Over one in four people believes every person who has gay sex should be charged as criminals, according to a global survey.

Broken across regions, those who believes gay sex should be a crime varies from 15% of people in Australia to nearly one in two across Africa.

While the belief homosexuality should be a crime was far more prevalent in places where it is actually a crime, there were some shocking revelations.

In the UK, which celebrated the 50th anniversary of the partial decriminalization of homosexuality this year, one in six (17%) agreed with the following statement:

‘People should engage in romantic or sexual relationships with people of the same sex should be charged as criminals’.

It was a little higher in the US, at 18% agreeing with that statement.

An overview:

28.5%, globally, believes gay sex should be a crime

  • 15% of respondents agreed from Australia and New Zealand
  • 17% in the UK
  • 18% in the US
  • 19% in North America, South America, and western Europe
  • 23% in Eastern Europe
  • 36% in Middle East
  • 45% in Africa

‘It is worrying that these attitudes towards criminalization hover around the 20% mark in many developed countries,’ said lead survey researcher and co-author of the 2017 Ilga-Riwa global attitudes report, Aengus Carroll.

He added this was partly due to a ‘traditional values matrix’ and people who equate homosexuality with pedophilia.

There was a marked difference in attitudes depending on whether there is a law against homosexuality in that particular country.

Does a country’s attitudes on homosexuality depend on the law?

All countries on whether gay sex should be criminalized

  • 28.5% agreed gay sex should be a crime

Countries where gay sex is already criminalized

  • 42% agreed gay sex should be a crime

Countries where gay sex is not criminalized

  • 21% agreed gay sex should be a crime

‘The law of the land affects the attitudes of people in the land,’ said Carroll.

‘In repressive states where there are repressive laws, attitudes of the public are affected by the laws and this is very clear in this data.’

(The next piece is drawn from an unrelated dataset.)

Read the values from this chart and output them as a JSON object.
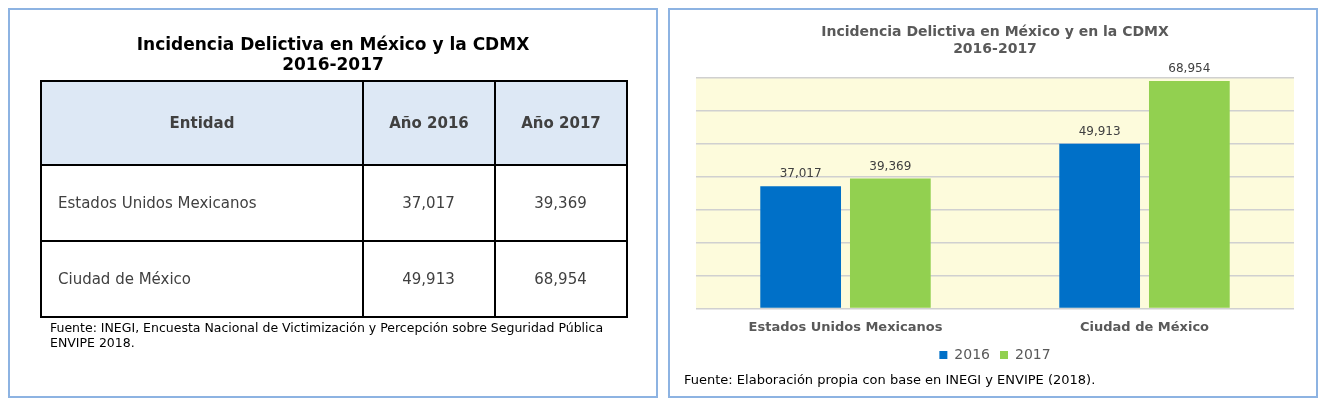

Almost a third, 30%, said their religion was ‘incompatible’ with accepting people who are gay or bisexual.

Does knowing a gay, bi or trans person change a person’s view on LGBTI people?

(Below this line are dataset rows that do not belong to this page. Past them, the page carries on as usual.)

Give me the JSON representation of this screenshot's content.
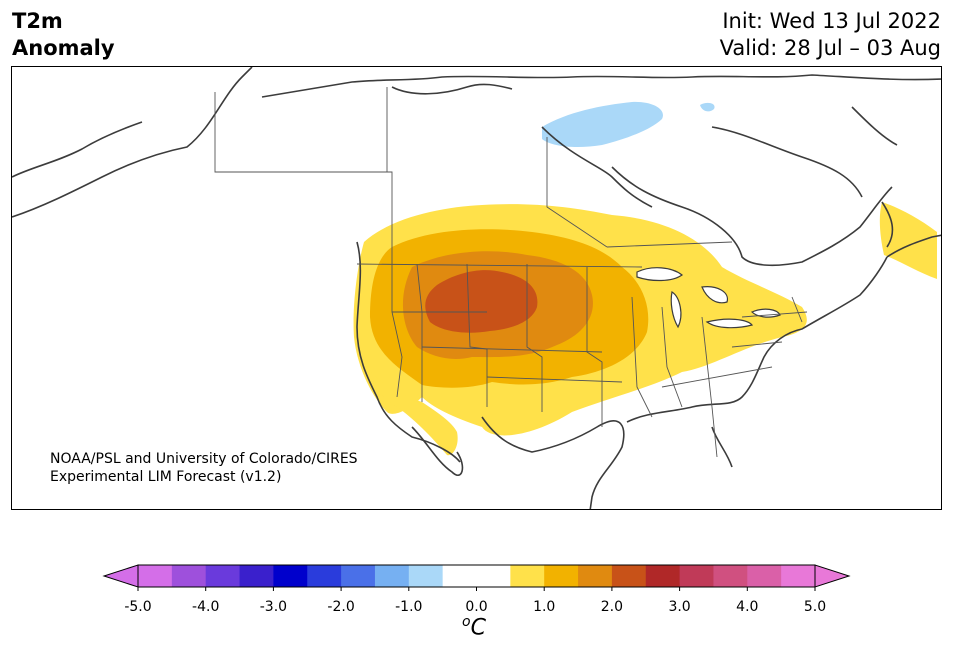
{
  "header": {
    "title_line1": "T2m",
    "title_line2": "Anomaly",
    "init": "Init: Wed 13 Jul 2022",
    "valid": "Valid: 28 Jul – 03 Aug"
  },
  "credit": {
    "line1": "NOAA/PSL and University of Colorado/CIRES",
    "line2": "Experimental LIM Forecast (v1.2)"
  },
  "colorbar": {
    "unit_base": "C",
    "unit_sup": "o",
    "tick_labels": [
      "-5.0",
      "-4.0",
      "-3.0",
      "-2.0",
      "-1.0",
      "0.0",
      "1.0",
      "2.0",
      "3.0",
      "4.0",
      "5.0"
    ],
    "colors": [
      "#d46ee8",
      "#9e50dc",
      "#6a3adc",
      "#3a20cc",
      "#0000cc",
      "#2a3cdc",
      "#4a70e8",
      "#76b0f2",
      "#aad8f8",
      "#ffffff",
      "#ffffff",
      "#ffe14a",
      "#f2b200",
      "#e08a10",
      "#c85218",
      "#b02828",
      "#c03a58",
      "#d05080",
      "#da60a8",
      "#e878d8"
    ]
  },
  "map": {
    "anomaly_colors": {
      "warm1": "#ffe14a",
      "warm2": "#f2b200",
      "warm3": "#e08a10",
      "warm4": "#c85218",
      "cool1": "#aad8f8"
    }
  }
}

Most of all, Carrol said, those who know someone who is LGBTI greatly changes their views to support equal rights and protections.

Globally, 55% agreed equal rights and protections should apply to gay and bi people. And also, 59% said the same of those who are trans or gender-diverse.

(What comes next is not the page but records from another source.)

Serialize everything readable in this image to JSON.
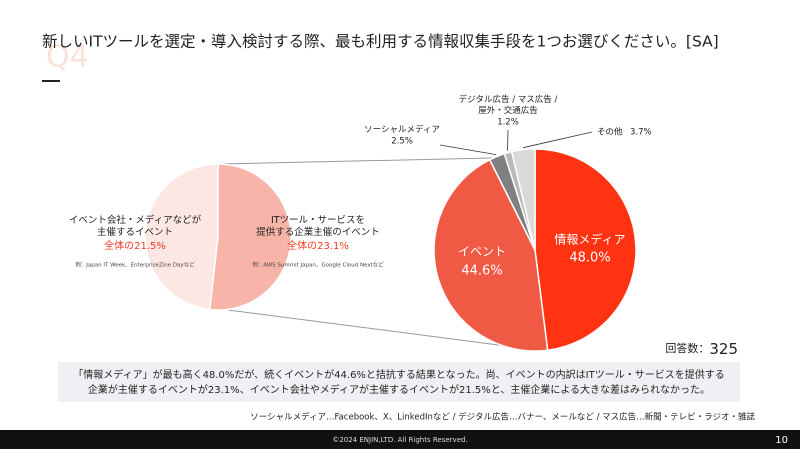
{
  "header": {
    "title": "新しいITツールを選定・導入検討する際、最も利用する情報収集手段を1つお選びください。[SA]",
    "question_no": "Q4"
  },
  "chart_data": [
    {
      "type": "pie",
      "categories": [
        "情報メディア",
        "イベント",
        "ソーシャルメディア",
        "デジタル広告 / マス広告 /\n屋外・交通広告",
        "その他"
      ],
      "values": [
        48.0,
        44.6,
        2.5,
        1.2,
        3.7
      ],
      "value_labels": [
        "48.0%",
        "44.6%",
        "2.5%",
        "1.2%",
        "3.7%"
      ],
      "colors": [
        "#ff3311",
        "#f05a44",
        "#808080",
        "#b9b9b9",
        "#d9d9d9"
      ]
    },
    {
      "type": "pie",
      "categories": [
        "イベント会社・メディアなどが\n主催するイベント",
        "ITツール・サービスを\n提供する企業主催のイベント"
      ],
      "values": [
        21.5,
        23.1
      ],
      "value_labels": [
        "全体の21.5%",
        "全体の23.1%"
      ],
      "notes": [
        "例：Japan IT Week、EnterpriseZine Dayなど",
        "例：AWS Summit Japan、Google Cloud Nextなど"
      ],
      "colors": [
        "#fde7e2",
        "#f8b4a8"
      ]
    }
  ],
  "respondents": {
    "label": "回答数：",
    "value": 325
  },
  "summary": "「情報メディア」が最も高く48.0%だが、続くイベントが44.6%と拮抗する結果となった。尚、イベントの内訳はITツール・サービスを提供する\n企業が主催するイベントが23.1%、イベント会社やメディアが主催するイベントが21.5%と、主催企業による大きな差はみられなかった。",
  "footnote": "ソーシャルメディア…Facebook、X、LinkedInなど / デジタル広告…バナー、メールなど / マス広告…新聞・テレビ・ラジオ・雑誌",
  "footer": {
    "copyright": "©2024 ENJIN,LTD. All Rights Reserved.",
    "page": 10
  }
}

Also, that figure rose to 73% among people who knew someone who was gay, bi, trans or gender-diverse.

However, those who didn’t know someone who was gay or transgender was far likely to say the LGBTI community deserves equal rights, at 44% and 54% respectively.

‘It is universally clear,” the authors said, ‘that when respondents know someone belonging to sexual or gender minorities in their cultures their attitudes appear to be significantly more inclusive and inclined towards equal treatment.’